Al principio, la IA, que crece exponencialmente, se consideraba una herramienta de trabajo más, una novedad técnica para investigar, hacer informes, hacer presentaciones, videos o análisis de datos; pero con el tiempo, se ha ido transformando también en un confidente: una suerte de psicólogo sin diploma, un oráculo que no cobra la consulta, o un médico que diagnostica. Es una voz siempre dispuesta, que no juzga, que responde rápido, que aprende de las personas y que nunca se cansa.

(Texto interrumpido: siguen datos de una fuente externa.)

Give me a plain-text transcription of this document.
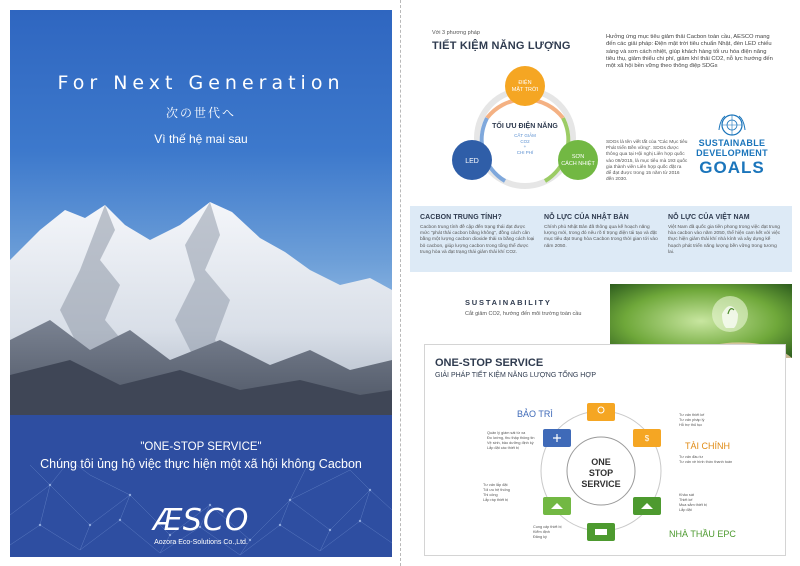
For Next Generation
次の世代へ
Vì thế hệ mai sau
"ONE-STOP SERVICE"
Chúng tôi ủng hộ việc thực hiện một xã hội không Cacbon
ÆSCO
Aozora Eco-Solutions Co.,Ltd.
Với 3 phương pháp
TIẾT KIỆM NĂNG LƯỢNG
ĐIỆN
MẶT TRỜI
LED
SƠN
CÁCH NHIỆT
TỐI ƯU ĐIỆN NĂNG
CẮT GIẢM
CO2
+
CHI PHÍ
Hưởng ứng mục tiêu giảm thải Cacbon toàn cầu, AESCO mang đến các giải pháp: Điện mặt trời tiêu chuẩn Nhật, đèn LED chiếu sáng và sơn cách nhiệt, giúp khách hàng tối ưu hóa điện năng tiêu thụ, giảm thiểu chi phí, giảm khí thải CO2, nỗ lực hướng đến một xã hội bền vững theo thông điệp SDGs
SDGs là tên viết tắt của "Các Mục tiêu Phát triển Bền vững". SDGs được thông qua tại Hội nghị Liên hợp quốc vào 09/2015, là mục tiêu mà 193 quốc gia thành viên Liên hợp quốc đặt ra để đạt được trong 15 năm từ 2016 đến 2030.
SUSTAINABLE
DEVELOPMENT
GOALS
CACBON TRUNG TÍNH?

Cacbon trung tính đề cập đến trạng thái đạt được mức "phát thải cacbon bằng không", đồng cách cân bằng một lượng cacbon dioxide thải ra bằng cách loại bỏ cacbon, giúp lượng cacbon trong tổng thể được trung hòa và đạt trạng thái giảm thải khí CO2.

NỖ LỰC CỦA NHẬT BẢN

Chính phủ Nhật Bản đã thông qua kế hoạch năng lượng mới, trong đó nêu rõ tỉ trọng điện tái tạo và đặt mục tiêu đạt trung hòa Cacbon trong thời gian tới vào năm 2050.

NỖ LỰC CỦA VIỆT NAM

Việt Nam đã quốc gia tiên phong trong việc đạt trung hòa cacbon vào năm 2050, thể hiện cam kết với việc thực hiện giảm thải khí nhà kính và xây dựng kế hoạch phát triển năng lượng bền vững trong tương lai.

SUSTAINABILITY
Cắt giảm CO2, hướng đến môi trường toàn cầu
$
ONE
STOP
SERVICE
ONE-STOP SERVICE
GIẢI PHÁP TIẾT KIỆM NĂNG LƯỢNG TỔNG HỢP
BẢO TRÌ
TÀI CHÍNH
NHÀ THẦU EPC
Quản lý giám sát từ xa
Đo lường, thu thập thông tin
Vệ sinh, bảo dưỡng định kỳ
Lắp đặt các thiết bị
Tư vấn thiết kế
Tư vấn pháp lý
Hỗ trợ thủ tục
Tư vấn đầu tư
Tư vấn về hình thức thanh toán
Tư vấn lắp đặt
Tối ưu hệ thống
Thi công
Lắp ráp thiết bị
Khảo sát
Thiết kế
Mua sắm thiết bị
Lắp đặt
Cung cấp thiết bị
Kiểm định
Đăng ký
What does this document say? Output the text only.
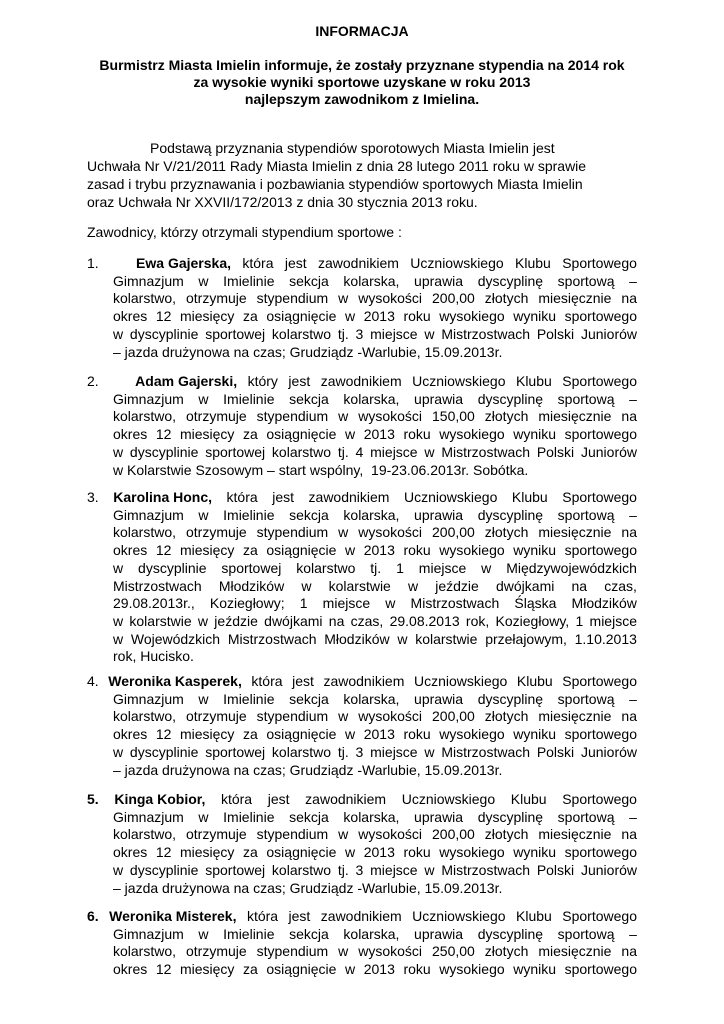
INFORMACJA
Burmistrz Miasta Imielin informuje, że zostały przyznane stypendia na 2014 rok
za wysokie wyniki sportowe uzyskane w roku 2013
najlepszym zawodnikom z Imielina.
Podstawą przyznania stypendiów sporotowych Miasta Imielin jest
Uchwała Nr V/21/2011 Rady Miasta Imielin z dnia 28 lutego 2011 roku w sprawie
zasad i trybu przyznawania i pozbawiania stypendiów sportowych Miasta Imielin
oraz Uchwała Nr XXVII/172/2013 z dnia 30 stycznia 2013 roku.
Zawodnicy, którzy otrzymali stypendium sportowe :
1.	Ewa Gajerska, która jest zawodnikiem Uczniowskiego Klubu Sportowego
Gimnazjum w Imielinie sekcja kolarska, uprawia dyscyplinę sportową –
kolarstwo, otrzymuje stypendium w wysokości 200,00 złotych miesięcznie na
okres 12 miesięcy za osiągnięcie w 2013 roku wysokiego wyniku sportowego
w dyscyplinie sportowej kolarstwo tj. 3 miejsce w Mistrzostwach Polski Juniorów
– jazda drużynowa na czas; Grudziądz -Warlubie, 15.09.2013r.
2.	Adam Gajerski, który jest zawodnikiem Uczniowskiego Klubu Sportowego
Gimnazjum w Imielinie sekcja kolarska, uprawia dyscyplinę sportową –
kolarstwo, otrzymuje stypendium w wysokości 150,00 złotych miesięcznie na
okres 12 miesięcy za osiągnięcie w 2013 roku wysokiego wyniku sportowego
w dyscyplinie sportowej kolarstwo tj. 4 miejsce w Mistrzostwach Polski Juniorów
w Kolarstwie Szosowym – start wspólny,  19-23.06.2013r. Sobótka.
3. Karolina Honc, która jest zawodnikiem Uczniowskiego Klubu Sportowego
Gimnazjum w Imielinie sekcja kolarska, uprawia dyscyplinę sportową –
kolarstwo, otrzymuje stypendium w wysokości 200,00 złotych miesięcznie na
okres 12 miesięcy za osiągnięcie w 2013 roku wysokiego wyniku sportowego
w dyscyplinie sportowej kolarstwo tj. 1 miejsce w Międzywojewódzkich
Mistrzostwach Młodzików w kolarstwie w jeździe dwójkami na czas,
29.08.2013r., Koziegłowy; 1 miejsce w Mistrzostwach Śląska Młodzików
w kolarstwie w jeździe dwójkami na czas, 29.08.2013 rok, Koziegłowy, 1 miejsce
w Wojewódzkich Mistrzostwach Młodzików w kolarstwie przełajowym, 1.10.2013
rok, Hucisko.
4. Weronika Kasperek, która jest zawodnikiem Uczniowskiego Klubu Sportowego
Gimnazjum w Imielinie sekcja kolarska, uprawia dyscyplinę sportową –
kolarstwo, otrzymuje stypendium w wysokości 200,00 złotych miesięcznie na
okres 12 miesięcy za osiągnięcie w 2013 roku wysokiego wyniku sportowego
w dyscyplinie sportowej kolarstwo tj. 3 miejsce w Mistrzostwach Polski Juniorów
– jazda drużynowa na czas; Grudziądz -Warlubie, 15.09.2013r.
5. Kinga Kobior, która jest zawodnikiem Uczniowskiego Klubu Sportowego
Gimnazjum w Imielinie sekcja kolarska, uprawia dyscyplinę sportową –
kolarstwo, otrzymuje stypendium w wysokości 200,00 złotych miesięcznie na
okres 12 miesięcy za osiągnięcie w 2013 roku wysokiego wyniku sportowego
w dyscyplinie sportowej kolarstwo tj. 3 miejsce w Mistrzostwach Polski Juniorów
– jazda drużynowa na czas; Grudziądz -Warlubie, 15.09.2013r.
6. Weronika Misterek, która jest zawodnikiem Uczniowskiego Klubu Sportowego
Gimnazjum w Imielinie sekcja kolarska, uprawia dyscyplinę sportową –
kolarstwo, otrzymuje stypendium w wysokości 250,00 złotych miesięcznie na
okres 12 miesięcy za osiągnięcie w 2013 roku wysokiego wyniku sportowego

Y así como perros y gatos terminaron usando ropa, con el nombre de un tío y celebrando su cumpleaños con torta y piñata; en poco tiempo no será extraño ver a personas caminando por la calle con pequeños robots de compañía. También tendrán nombre, tal vez el de un abuelo querido; estarán vestidos con camisetas de superhéroes o uniformes de colegio y nos dirán cuál es la agenda del día, nos leerán el horóscopo, nos recordarán cuándo hay que beber agua, y serán , en suma, los nuevos amigos fieles, desplazando a perros y gatos, con la ventaja de que a estos no habrá que recogerles el popó.
Esta imagen futurista ya se dibuja en nuestra cotidianidad. La soledad no espera al mañana, ya encontró en el algoritmo un espejo, una muleta emocional y un simulacro de diálogo. No es la primera vez que el ser humano convierte objetos en compañía. Lo curioso, y tal vez lo inquietante, es que esta vez, los objetos parecen devolvernos la mirada; y la pregunta no es si llegaremos a tener un androide como mascota o confidente, la pregunta es: ¿qué dice eso de nosotros?
Tal vez, en el fondo, no buscamos compañía, sino una presencia que no nos contradiga. Una forma de evitar el conflicto que implica el otro. Una voz que diga que sí, que nos reafirme, que no se vaya. El robot, a diferencia del otro humano, no tiene deseos propios, no exige reciprocidad ni necesita que lo escuchemos. Está ahí, como una extensión de nuestro yo más solitario, ese que anhela ser comprendido sin tener que comprender.
En ese sentido, no estamos humanizando a las máquinas, sino que estamos automatizando el vínculo. El afecto se vuelve un servicio, la conversación, una función y la escucha, un algoritmo. Así, paso a paso, quizás terminemos olvidando que amar es, en el fondo, aceptar la imprevisibilidad del otro.
1 comentario:
Álvaro, enciendes con tu reflexión, una ténue luz en este laberinto de la vida un tanto oscuro y confuso.
Se salvará lo humano o se morirá la humanidad?